After she got her law degree from FAMU in 1968, no law firm would hire her, so she opened her own practice. When she went to Tallahassee to work for the only African-American legislator, Joe Lang Kershaw, "he and I were the only two blacks in the Capitol who weren't maids or janitors."
Five of the 13 senators who voted to make her leader Monday are black, and they all knew that what they would hear in the Senate chamber was vintage Joyner: blunt, determined and highly critical of almost everything Republicans stand for.
Also in the audience were her college sorority sisters, along with family members from Texas, two friends who are state legislators in Georgia, and Nan Rich, a former senator from Broward who ran for governor.
Even her Tampa hairdresser was in the visitors gallery.
"It's a bit of a job keeping a woman beautiful, you know," Joyner told the crowd.
Sonja Bexley, retired after three decades as a Tampa city employee and seated at the big desk labeled "JOYNER," cried tears of joy for her younger sister. She said she wished their parents could have seen it.
A half-dozen Republican senators also attended the hour-long event as a bipartisan sign of respect. But not one of them found much in Joyner's speech worthy of their applause.
Joyner said Republicans are a party of the rich who have built a Berlin Wall of ideology that keeps many Floridians "at the edge of the endurable."
She then cited issues she has championed throughout her legislative career: affordable health care, easing barriers to civil rights for ex-felons, reducing mandatory prison terms for nonviolent offenders and raising the minimum wage for the working poor.
"All these issues individually and collectively can bring people already stretched to the breaking point to the edge of the endurable. But it doesn't need to be that way," Joyner said.
Recalling her segregated childhood, she said: "I learned deep down in my heart the constant ache for freedom that some enjoyed, but many more were denied."

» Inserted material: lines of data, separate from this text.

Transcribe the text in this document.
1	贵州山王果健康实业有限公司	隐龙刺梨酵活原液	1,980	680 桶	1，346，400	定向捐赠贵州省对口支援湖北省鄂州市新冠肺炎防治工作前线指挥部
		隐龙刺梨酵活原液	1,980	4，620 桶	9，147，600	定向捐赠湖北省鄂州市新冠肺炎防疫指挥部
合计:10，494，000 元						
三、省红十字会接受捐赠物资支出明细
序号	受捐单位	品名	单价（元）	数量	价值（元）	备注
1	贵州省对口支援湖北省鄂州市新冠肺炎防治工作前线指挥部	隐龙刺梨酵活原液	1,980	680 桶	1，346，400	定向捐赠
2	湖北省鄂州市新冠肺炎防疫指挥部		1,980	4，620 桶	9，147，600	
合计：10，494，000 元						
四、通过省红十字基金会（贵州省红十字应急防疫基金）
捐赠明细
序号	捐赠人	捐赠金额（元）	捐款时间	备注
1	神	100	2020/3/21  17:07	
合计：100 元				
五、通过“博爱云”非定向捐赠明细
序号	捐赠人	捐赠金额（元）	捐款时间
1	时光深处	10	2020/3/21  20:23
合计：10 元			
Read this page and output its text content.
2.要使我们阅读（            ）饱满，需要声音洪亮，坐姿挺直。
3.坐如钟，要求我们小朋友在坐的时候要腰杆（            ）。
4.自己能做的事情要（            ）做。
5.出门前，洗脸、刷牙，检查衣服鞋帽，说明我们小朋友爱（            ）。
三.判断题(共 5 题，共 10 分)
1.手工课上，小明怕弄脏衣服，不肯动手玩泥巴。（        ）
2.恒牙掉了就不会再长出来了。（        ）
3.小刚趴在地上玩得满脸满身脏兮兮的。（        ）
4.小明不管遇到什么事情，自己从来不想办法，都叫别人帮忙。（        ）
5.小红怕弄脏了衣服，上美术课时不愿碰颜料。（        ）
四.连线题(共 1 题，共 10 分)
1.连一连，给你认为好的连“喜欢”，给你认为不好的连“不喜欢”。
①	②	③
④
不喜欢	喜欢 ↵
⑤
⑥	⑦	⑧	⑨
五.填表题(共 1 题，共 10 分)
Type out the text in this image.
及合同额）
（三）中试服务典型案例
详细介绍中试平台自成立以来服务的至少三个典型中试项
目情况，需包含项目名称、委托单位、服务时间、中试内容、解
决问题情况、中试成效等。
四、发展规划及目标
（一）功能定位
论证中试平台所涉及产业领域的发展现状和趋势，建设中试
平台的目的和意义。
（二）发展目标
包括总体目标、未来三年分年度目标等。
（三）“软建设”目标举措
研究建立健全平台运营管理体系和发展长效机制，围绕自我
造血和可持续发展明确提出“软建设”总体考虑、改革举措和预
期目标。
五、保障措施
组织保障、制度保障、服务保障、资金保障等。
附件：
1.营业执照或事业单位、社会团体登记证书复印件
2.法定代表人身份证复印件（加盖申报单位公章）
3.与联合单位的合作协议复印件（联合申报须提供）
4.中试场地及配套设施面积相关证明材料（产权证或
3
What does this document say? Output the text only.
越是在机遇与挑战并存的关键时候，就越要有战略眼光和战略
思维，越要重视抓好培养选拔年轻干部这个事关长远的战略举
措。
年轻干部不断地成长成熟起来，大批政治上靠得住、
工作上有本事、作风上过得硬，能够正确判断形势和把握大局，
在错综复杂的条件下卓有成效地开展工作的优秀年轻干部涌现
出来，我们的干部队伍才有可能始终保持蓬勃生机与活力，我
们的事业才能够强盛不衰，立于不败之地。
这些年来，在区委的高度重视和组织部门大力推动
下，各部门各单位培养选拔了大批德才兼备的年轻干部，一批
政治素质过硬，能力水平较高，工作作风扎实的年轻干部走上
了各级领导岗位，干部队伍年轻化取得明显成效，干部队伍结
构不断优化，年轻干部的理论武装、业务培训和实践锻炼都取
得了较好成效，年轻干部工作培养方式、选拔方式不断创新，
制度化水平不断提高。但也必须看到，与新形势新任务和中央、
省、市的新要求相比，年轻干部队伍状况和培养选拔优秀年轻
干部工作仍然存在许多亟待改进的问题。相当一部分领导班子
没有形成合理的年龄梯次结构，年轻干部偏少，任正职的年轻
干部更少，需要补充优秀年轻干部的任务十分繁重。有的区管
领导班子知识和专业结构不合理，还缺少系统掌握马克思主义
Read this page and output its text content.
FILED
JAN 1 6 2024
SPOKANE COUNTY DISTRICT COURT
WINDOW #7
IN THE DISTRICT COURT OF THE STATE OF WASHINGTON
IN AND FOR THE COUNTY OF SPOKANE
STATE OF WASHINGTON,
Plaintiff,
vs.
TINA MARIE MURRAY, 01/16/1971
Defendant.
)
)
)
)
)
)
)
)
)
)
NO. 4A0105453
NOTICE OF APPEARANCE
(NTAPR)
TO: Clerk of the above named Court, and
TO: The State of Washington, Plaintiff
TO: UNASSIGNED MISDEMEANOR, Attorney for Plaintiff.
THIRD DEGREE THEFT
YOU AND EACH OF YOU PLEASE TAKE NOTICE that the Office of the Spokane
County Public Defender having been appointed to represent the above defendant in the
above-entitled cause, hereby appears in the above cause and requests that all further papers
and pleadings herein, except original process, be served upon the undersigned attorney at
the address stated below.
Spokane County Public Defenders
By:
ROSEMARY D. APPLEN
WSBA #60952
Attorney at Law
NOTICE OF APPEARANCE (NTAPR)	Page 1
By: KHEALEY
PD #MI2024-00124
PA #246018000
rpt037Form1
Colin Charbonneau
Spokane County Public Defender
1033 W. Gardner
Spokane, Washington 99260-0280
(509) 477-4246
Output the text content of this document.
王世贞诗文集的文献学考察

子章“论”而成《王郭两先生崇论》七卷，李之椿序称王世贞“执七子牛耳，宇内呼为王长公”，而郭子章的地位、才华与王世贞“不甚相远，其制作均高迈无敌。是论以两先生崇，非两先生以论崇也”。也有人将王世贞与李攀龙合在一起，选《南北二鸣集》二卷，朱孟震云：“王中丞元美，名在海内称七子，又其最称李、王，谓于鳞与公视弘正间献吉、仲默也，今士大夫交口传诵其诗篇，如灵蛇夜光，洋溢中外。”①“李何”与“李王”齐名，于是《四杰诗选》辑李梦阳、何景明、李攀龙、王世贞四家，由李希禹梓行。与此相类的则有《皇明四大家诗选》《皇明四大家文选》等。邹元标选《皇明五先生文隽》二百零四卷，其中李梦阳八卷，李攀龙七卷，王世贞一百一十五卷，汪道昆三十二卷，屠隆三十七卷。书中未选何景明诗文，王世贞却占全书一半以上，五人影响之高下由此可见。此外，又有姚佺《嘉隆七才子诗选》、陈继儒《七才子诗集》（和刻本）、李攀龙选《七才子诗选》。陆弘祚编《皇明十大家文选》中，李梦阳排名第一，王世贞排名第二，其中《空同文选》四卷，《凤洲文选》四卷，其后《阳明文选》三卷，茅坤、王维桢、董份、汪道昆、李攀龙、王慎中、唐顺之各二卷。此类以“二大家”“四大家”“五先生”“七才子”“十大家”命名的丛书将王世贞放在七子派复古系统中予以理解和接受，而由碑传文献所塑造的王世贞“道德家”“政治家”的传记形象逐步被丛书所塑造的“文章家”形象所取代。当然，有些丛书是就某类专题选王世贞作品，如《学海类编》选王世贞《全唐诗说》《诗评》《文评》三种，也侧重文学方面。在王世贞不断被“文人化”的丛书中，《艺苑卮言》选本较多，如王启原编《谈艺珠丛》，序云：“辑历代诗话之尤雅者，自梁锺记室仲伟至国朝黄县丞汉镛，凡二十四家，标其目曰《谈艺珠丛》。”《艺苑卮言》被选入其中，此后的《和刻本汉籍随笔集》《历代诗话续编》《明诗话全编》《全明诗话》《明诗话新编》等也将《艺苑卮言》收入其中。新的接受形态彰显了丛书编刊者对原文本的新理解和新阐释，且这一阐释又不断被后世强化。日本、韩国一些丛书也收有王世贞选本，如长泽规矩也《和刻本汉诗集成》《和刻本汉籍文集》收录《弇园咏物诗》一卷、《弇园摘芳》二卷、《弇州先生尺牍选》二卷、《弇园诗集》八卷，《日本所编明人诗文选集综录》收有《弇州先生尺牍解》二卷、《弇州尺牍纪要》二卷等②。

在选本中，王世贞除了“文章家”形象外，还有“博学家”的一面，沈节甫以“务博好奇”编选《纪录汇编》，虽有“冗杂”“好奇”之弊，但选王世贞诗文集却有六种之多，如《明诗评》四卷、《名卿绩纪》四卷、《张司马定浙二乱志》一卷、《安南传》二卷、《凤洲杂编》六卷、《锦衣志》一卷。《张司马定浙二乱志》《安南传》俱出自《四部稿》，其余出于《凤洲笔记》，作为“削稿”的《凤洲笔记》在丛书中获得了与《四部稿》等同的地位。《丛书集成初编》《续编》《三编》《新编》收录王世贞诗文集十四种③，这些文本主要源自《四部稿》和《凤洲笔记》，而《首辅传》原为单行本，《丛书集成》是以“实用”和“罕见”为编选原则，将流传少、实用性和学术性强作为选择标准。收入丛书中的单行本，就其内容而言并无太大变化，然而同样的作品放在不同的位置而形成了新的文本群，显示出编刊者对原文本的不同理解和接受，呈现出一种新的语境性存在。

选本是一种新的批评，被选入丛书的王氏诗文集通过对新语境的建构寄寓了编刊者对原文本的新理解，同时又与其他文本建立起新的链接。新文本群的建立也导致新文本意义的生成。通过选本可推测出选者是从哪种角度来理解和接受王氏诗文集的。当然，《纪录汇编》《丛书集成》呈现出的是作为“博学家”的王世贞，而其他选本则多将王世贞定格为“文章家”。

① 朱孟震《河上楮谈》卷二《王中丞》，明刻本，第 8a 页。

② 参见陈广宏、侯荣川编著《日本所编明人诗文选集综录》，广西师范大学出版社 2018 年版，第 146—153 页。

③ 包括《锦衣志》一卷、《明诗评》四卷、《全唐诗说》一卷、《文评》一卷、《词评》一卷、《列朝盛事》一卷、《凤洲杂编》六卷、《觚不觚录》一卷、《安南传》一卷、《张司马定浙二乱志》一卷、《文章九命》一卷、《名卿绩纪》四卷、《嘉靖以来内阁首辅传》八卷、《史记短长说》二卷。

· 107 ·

Sen. Jeff Clemens, D-Lake Worth, said it made no difference to Joyner that top Republicans were in the audience.
"It's not an act with Arthenia," he said. "Nothing intimidates her."
State Rep. Calvin Smyre of Columbus, Ga., an ally of Joyner's in a national black lawmakers' group, said the Senate Democratic caucus is in good hands.
"If you're in a fight, Arthenia's a good person to be in the foxhole with," he said.